Several of these maintain the mystical feel present within the region at our last visit. There’s an ancient, broken rotunda, for example. Slowly being overtaken by forest growth, it marks the way to an ancient garden area that in turn leads to an aged bath house rich in décor, brought together in an eclectic mix that completely satisfies the eye. A door to one side of this structure offers a way back to the landing point – but taking it might risk missing other attractions.
Elsewhere sit hints of fantasy and the fantastical: a great blue whale, swimming without moving on the water rather than below it, a garden on its back, the bulk of spaceship like submarine close by. Then there are the little vignettes still waiting to be found: the old round stone turret when rusting canon and makeshift sofa, the gamer’s hideaway, all sitting between and under the trees.
And then there is the landing point itself, a hall close to the edge of the region. It has a wonderfully homely feel to it setting that immediately puts one at ease, yet holds an exotic look offering the promise of discovery within the region beyond.
Should the forest prove too oppressive, gated steps run down from the landing point to a short tongue of land that licks the edge of a little grassy island crowned by a single tree (although two more lie to one side) and a sunken ring of standing stones.
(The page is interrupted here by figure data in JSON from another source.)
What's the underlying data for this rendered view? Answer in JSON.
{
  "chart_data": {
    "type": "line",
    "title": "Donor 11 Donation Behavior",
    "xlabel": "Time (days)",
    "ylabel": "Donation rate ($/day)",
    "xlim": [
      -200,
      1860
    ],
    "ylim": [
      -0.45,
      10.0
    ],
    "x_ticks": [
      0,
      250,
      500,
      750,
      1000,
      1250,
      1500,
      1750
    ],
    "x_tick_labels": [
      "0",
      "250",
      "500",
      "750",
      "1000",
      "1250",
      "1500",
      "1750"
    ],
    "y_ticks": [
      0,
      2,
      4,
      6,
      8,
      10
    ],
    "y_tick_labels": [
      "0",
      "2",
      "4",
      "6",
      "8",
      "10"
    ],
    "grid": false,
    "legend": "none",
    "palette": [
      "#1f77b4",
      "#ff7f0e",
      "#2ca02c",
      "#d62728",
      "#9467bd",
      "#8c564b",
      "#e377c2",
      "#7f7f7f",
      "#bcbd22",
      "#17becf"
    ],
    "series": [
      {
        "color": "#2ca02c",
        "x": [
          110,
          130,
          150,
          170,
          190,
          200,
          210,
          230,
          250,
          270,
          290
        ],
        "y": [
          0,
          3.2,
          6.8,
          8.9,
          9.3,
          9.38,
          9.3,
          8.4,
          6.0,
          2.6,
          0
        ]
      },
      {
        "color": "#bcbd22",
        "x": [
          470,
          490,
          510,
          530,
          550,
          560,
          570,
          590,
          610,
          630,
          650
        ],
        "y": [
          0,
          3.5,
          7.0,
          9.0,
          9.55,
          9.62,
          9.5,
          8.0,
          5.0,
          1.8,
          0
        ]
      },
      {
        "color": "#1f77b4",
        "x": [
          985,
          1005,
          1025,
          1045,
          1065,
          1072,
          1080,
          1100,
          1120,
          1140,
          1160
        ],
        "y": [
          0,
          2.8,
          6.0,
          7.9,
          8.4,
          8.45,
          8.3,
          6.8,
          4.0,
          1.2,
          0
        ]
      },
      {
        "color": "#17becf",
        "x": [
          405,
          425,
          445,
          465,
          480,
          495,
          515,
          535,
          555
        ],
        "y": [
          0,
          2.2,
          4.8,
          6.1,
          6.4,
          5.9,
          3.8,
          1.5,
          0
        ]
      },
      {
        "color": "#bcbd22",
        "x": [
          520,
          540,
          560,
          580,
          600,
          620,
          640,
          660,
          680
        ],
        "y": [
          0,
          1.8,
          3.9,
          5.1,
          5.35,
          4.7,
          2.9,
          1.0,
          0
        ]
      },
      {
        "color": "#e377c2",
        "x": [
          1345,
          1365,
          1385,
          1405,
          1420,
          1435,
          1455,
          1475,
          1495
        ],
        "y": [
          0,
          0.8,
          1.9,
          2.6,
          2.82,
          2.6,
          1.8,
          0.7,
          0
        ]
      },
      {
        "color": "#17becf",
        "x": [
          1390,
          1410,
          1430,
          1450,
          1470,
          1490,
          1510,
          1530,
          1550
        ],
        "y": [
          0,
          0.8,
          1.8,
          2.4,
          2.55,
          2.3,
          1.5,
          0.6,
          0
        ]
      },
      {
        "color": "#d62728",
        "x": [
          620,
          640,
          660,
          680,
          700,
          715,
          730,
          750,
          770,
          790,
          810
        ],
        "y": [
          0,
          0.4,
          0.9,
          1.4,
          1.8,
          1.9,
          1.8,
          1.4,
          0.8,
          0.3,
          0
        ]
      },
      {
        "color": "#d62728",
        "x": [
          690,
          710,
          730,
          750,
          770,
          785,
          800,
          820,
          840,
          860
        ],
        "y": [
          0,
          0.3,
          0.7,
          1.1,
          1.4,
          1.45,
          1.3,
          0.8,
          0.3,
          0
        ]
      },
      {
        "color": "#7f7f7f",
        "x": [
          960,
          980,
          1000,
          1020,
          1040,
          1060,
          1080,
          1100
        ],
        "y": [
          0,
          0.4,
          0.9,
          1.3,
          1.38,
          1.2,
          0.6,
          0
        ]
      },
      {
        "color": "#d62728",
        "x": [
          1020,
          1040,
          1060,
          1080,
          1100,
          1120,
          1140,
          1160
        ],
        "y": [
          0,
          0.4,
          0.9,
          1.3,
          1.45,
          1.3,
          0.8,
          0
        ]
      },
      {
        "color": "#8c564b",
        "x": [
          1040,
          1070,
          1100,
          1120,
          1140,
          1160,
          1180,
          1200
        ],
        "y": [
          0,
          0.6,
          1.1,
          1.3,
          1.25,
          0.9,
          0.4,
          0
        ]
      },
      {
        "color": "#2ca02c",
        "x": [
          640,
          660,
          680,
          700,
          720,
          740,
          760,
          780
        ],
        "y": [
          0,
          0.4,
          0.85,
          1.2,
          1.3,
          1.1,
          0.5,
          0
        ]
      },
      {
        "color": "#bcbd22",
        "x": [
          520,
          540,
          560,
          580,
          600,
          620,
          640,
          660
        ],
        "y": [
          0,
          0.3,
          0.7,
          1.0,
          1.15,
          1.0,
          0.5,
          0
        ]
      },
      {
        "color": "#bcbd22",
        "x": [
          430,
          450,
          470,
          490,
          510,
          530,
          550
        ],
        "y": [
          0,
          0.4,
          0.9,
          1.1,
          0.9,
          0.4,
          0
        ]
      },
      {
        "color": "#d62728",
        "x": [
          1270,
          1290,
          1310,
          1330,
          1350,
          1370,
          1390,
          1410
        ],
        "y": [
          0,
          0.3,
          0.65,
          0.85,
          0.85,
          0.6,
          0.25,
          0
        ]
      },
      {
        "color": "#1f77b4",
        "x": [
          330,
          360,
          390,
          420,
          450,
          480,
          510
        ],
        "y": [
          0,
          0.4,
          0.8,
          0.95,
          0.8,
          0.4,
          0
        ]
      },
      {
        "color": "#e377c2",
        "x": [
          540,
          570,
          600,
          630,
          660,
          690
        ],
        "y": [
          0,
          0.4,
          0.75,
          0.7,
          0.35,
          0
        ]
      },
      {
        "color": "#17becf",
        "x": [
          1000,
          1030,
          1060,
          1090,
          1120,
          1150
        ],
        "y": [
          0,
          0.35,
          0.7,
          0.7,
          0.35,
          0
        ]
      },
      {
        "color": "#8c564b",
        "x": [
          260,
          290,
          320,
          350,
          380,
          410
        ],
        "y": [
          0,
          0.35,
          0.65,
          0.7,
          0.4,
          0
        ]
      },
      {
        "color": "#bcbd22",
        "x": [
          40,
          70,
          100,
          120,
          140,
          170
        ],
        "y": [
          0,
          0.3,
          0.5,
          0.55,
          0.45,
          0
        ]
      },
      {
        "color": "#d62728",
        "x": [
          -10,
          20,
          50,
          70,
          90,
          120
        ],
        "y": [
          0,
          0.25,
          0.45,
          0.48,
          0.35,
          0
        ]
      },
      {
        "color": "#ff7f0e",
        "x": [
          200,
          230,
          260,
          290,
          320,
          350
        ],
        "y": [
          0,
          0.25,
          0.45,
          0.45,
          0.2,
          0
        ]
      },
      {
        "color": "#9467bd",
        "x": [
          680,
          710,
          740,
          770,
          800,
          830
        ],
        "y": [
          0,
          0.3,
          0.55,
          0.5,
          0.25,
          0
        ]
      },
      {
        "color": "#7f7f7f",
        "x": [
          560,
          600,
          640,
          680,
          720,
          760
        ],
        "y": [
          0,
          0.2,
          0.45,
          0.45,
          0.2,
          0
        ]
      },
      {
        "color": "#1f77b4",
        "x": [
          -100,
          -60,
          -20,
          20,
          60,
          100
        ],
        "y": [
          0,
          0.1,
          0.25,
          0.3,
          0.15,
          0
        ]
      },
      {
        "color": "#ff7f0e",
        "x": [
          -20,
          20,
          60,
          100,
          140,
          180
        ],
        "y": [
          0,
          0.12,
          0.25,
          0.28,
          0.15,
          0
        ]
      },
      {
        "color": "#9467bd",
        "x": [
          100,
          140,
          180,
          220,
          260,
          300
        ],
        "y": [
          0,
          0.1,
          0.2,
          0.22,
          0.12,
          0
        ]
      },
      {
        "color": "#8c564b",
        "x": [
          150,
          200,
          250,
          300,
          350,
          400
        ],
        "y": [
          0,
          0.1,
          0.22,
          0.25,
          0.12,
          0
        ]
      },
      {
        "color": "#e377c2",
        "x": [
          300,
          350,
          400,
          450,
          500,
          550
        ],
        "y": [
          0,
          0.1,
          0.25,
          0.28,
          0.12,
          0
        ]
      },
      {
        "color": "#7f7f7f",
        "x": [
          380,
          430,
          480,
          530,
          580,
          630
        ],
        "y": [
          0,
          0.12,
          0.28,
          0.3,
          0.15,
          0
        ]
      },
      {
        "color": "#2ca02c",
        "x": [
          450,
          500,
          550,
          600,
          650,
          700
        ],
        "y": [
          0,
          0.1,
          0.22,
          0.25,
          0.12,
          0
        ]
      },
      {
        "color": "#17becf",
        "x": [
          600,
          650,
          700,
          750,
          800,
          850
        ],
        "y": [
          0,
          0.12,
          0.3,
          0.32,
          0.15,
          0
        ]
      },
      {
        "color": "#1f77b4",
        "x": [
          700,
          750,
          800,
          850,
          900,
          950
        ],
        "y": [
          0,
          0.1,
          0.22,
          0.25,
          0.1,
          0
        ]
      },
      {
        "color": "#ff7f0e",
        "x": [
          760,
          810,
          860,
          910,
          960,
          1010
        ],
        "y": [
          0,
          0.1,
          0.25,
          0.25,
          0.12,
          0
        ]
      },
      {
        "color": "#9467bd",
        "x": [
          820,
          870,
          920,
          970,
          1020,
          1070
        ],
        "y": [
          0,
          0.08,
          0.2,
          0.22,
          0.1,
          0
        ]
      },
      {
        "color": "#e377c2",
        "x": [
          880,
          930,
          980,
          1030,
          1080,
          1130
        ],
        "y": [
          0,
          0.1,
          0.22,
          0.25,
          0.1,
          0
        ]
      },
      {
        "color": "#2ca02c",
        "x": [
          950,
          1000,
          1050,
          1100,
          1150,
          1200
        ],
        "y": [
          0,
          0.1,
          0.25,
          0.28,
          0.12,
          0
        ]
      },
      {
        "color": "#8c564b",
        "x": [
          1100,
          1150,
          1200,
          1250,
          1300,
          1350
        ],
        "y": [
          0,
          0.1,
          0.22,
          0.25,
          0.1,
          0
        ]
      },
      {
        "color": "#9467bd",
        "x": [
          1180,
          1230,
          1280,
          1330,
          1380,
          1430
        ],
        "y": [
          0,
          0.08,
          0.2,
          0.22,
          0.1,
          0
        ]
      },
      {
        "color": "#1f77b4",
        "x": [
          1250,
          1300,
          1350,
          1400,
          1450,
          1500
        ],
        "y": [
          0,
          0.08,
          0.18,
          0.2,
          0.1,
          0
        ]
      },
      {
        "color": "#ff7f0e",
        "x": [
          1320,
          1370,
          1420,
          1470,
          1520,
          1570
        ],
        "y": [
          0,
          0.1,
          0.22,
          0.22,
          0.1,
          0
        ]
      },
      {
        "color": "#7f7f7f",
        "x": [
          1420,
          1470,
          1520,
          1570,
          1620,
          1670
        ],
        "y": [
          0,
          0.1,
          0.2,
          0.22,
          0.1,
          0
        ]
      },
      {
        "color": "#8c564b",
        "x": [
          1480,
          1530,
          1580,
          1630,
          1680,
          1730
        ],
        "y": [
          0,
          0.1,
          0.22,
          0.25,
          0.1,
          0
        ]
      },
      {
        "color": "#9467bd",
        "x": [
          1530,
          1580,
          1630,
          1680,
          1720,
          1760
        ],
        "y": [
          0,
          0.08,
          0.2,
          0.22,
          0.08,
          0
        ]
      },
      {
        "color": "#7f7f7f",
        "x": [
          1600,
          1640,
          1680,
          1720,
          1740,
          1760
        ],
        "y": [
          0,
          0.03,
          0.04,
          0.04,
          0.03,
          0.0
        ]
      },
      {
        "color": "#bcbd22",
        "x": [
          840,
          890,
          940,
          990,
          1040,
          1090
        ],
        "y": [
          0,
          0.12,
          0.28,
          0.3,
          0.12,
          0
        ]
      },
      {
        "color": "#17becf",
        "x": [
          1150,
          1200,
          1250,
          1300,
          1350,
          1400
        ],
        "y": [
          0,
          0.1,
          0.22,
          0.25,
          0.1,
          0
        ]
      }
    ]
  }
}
Here the rain falls lightly, and may well ease the more enclosed, oppressed air some might feel under the heavy foliage of the rain forest.
For those who fancy more of a challenge, the route to the path up the hills mentioned above can take some finding, but it also does reveal another little cuddle spot for romantics. Also, take care when crossing the bridges that form part of the route to the hillside path; we both fell through parts of the bridges to take a further dip in the waters below.
This is a very different setting from the one we witnessed two years ago – hardly surprising since it is two years since our last visit; but it is one that remains photogenic.